The head of the House oversight panel suggests the real reason for the administration's invoking executive privilege in the Fast and Furious case is to hide proof that the operation was part of a push for gun control.
Defenders of President Obama's use of executive privilege to provide cover for Attorney General Eric Holder in the gun-running fiasco that resulted in the deaths of Border Patrol Agent Brian Terry and ICE Agent Jaime Zapata may dismiss it as just another conspiracy theory. But the suggestion by Rep. Darrell Issa, R-Calif., that the deadly operation was conceived to advance the administration's gun-control agenda is quite plausible.
"Here's the real answer as to gun control," Issa said on ABC's "This Week": "We have email from people involved in this that are talking about using what they're finding here to support the — basically assault weapons — ban or greater reporting."
Issa was asked about the possible connection after comments he made at an NRA convention. "Could it be," he said on NRA News' "Cam & Company" program, "that what they really were thinking of was in fact to use this walking of guns in order to promote an assault weapons ban?
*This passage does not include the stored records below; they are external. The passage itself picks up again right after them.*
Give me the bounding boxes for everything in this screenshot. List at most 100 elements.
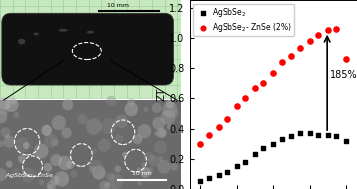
AgSbSe$_2$- ZnSe (2%) <box>216 125 222 129</box>
AgSbSe$_2$- ZnSe (2%) <box>288 54 294 57</box>
Circle shape <box>90 166 96 172</box>
Circle shape <box>50 154 62 166</box>
Circle shape <box>52 115 66 130</box>
Circle shape <box>21 167 35 183</box>
AgSbSe$_2$- ZnSe (2%) <box>234 104 240 107</box>
Circle shape <box>152 117 165 130</box>
Circle shape <box>39 179 44 185</box>
Circle shape <box>170 163 178 170</box>
Circle shape <box>92 166 106 180</box>
Circle shape <box>61 127 72 138</box>
AgSbSe$_2$ <box>288 135 294 138</box>
Circle shape <box>12 168 20 176</box>
Circle shape <box>88 160 103 175</box>
Circle shape <box>86 118 102 135</box>
Circle shape <box>106 172 115 181</box>
Circle shape <box>106 96 116 106</box>
Circle shape <box>23 142 30 149</box>
Circle shape <box>161 110 175 125</box>
Circle shape <box>156 128 166 138</box>
Circle shape <box>157 160 171 174</box>
Circle shape <box>71 170 77 177</box>
Circle shape <box>166 100 174 109</box>
Ellipse shape <box>87 31 94 33</box>
Circle shape <box>13 112 19 118</box>
Circle shape <box>115 115 128 128</box>
Circle shape <box>104 182 110 188</box>
Circle shape <box>137 180 142 185</box>
AgSbSe$_2$- ZnSe (2%) <box>315 33 321 36</box>
Text: 185%: 185% <box>330 70 357 80</box>
Circle shape <box>0 168 7 181</box>
Circle shape <box>170 109 178 118</box>
Y-axis label: ZT: ZT <box>156 88 166 101</box>
Circle shape <box>140 167 151 178</box>
AgSbSe$_2$- ZnSe (2%) <box>252 86 258 89</box>
Circle shape <box>42 125 52 136</box>
Circle shape <box>48 184 54 189</box>
AgSbSe$_2$- ZnSe (2%) <box>198 142 203 145</box>
Circle shape <box>109 174 124 189</box>
AgSbSe$_2$ <box>343 139 349 142</box>
Circle shape <box>127 98 135 106</box>
Circle shape <box>154 131 158 136</box>
AgSbSe$_2$ <box>270 142 276 145</box>
Circle shape <box>141 163 146 167</box>
Circle shape <box>10 98 16 105</box>
Circle shape <box>0 98 11 115</box>
Circle shape <box>122 152 128 157</box>
Circle shape <box>115 134 123 143</box>
Circle shape <box>66 161 74 169</box>
AgSbSe$_2$ <box>198 180 203 183</box>
Circle shape <box>62 99 73 110</box>
Circle shape <box>133 134 142 144</box>
AgSbSe$_2$ <box>297 132 303 135</box>
Circle shape <box>50 176 60 185</box>
FancyBboxPatch shape <box>2 13 174 85</box>
Circle shape <box>115 166 121 173</box>
Ellipse shape <box>59 29 68 32</box>
AgSbSe$_2$- ZnSe (2%) <box>297 47 303 50</box>
AgSbSe$_2$ <box>252 153 258 156</box>
AgSbSe$_2$ <box>234 165 240 168</box>
Circle shape <box>58 156 72 170</box>
Circle shape <box>54 171 69 187</box>
Text: 10 mm: 10 mm <box>106 3 129 8</box>
AgSbSe$_2$ <box>224 171 230 174</box>
Circle shape <box>147 167 154 173</box>
Circle shape <box>5 135 9 139</box>
AgSbSe$_2$ <box>279 138 285 141</box>
AgSbSe$_2$- ZnSe (2%) <box>343 57 349 60</box>
AgSbSe$_2$- ZnSe (2%) <box>242 97 248 100</box>
Circle shape <box>98 139 111 152</box>
Text: AgSbSe$_2$- ZnSe: AgSbSe$_2$- ZnSe <box>5 170 55 180</box>
FancyBboxPatch shape <box>0 100 181 189</box>
Circle shape <box>104 182 116 189</box>
Circle shape <box>125 102 138 116</box>
Circle shape <box>6 161 12 168</box>
AgSbSe$_2$- ZnSe (2%) <box>307 39 312 42</box>
Circle shape <box>101 118 117 134</box>
AgSbSe$_2$- ZnSe (2%) <box>206 133 212 136</box>
Legend: AgSbSe$_2$, AgSbSe$_2$- ZnSe (2%): AgSbSe$_2$, AgSbSe$_2$- ZnSe (2%) <box>193 4 295 36</box>
AgSbSe$_2$ <box>242 160 248 163</box>
Text: 10 nm: 10 nm <box>132 171 152 176</box>
AgSbSe$_2$- ZnSe (2%) <box>325 29 331 32</box>
AgSbSe$_2$ <box>206 177 212 180</box>
Circle shape <box>34 143 49 159</box>
AgSbSe$_2$ <box>315 133 321 136</box>
Circle shape <box>149 155 159 167</box>
Ellipse shape <box>34 33 39 36</box>
Circle shape <box>159 129 167 137</box>
Circle shape <box>92 148 97 154</box>
Circle shape <box>0 140 5 147</box>
Circle shape <box>144 107 149 112</box>
Circle shape <box>44 163 52 172</box>
Circle shape <box>50 134 54 139</box>
Circle shape <box>137 124 151 138</box>
Circle shape <box>162 101 177 118</box>
AgSbSe$_2$- ZnSe (2%) <box>270 71 276 74</box>
Circle shape <box>144 152 154 162</box>
AgSbSe$_2$ <box>325 133 331 136</box>
AgSbSe$_2$ <box>333 135 339 138</box>
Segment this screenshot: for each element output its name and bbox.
Many think so. And they haven't come up with an explanation that would cause any of us not to agree."
Perhaps the answer is in the documents that Holder and Obama are risking much to hide. As we observed recently, the way Fast and Furious, the government's gun-running operation, was executed made no sense unless its intended purpose was to facilitate violence with U.S. weapons in the interests of pursuing the administration's gun-control agenda.
...... On July 14, 2010, roughly five months before Agent Terry's murder, ATF Field Ops Assistant Director Mark Chait emailed Bill Newell, ATF's Phoenix special agent in charge of Fast and Furious. "Bill," the email read, "can you see if these guns were all purchased from the same (licensed gun dealer) and at one time? We are looking at anecdotal cases to support a demand letter on long gun sales. Thanks."
A Jan. 24, 2011, email showed Newell saw it as an opportunity "to address (the) Multiple Sales on Long Guns issue." Chait emailed Newell that "this case could be a strong supporting factor if we can determine how many multiple sales of long guns occurred during the course of the case."
...If there are other documents that show this scheme it would explain the otherwise inexplicable resistance to disclosure. The two emails mentioned above seem consistent with a pattern by the ATF and the DOJ of exaggerating the number of guns from the US found at Mexico crime scenes. Despite being exposed as misleading they kept on using the bogus statistics. They excluded from the weapons found guns the Mexicans knew were from their own arsenal or from other sources in order to make it look like a greater percentage of the weapons came from US gun dealers. What was interesting was how many in the media kept using the bogus stats even after they had been discredited.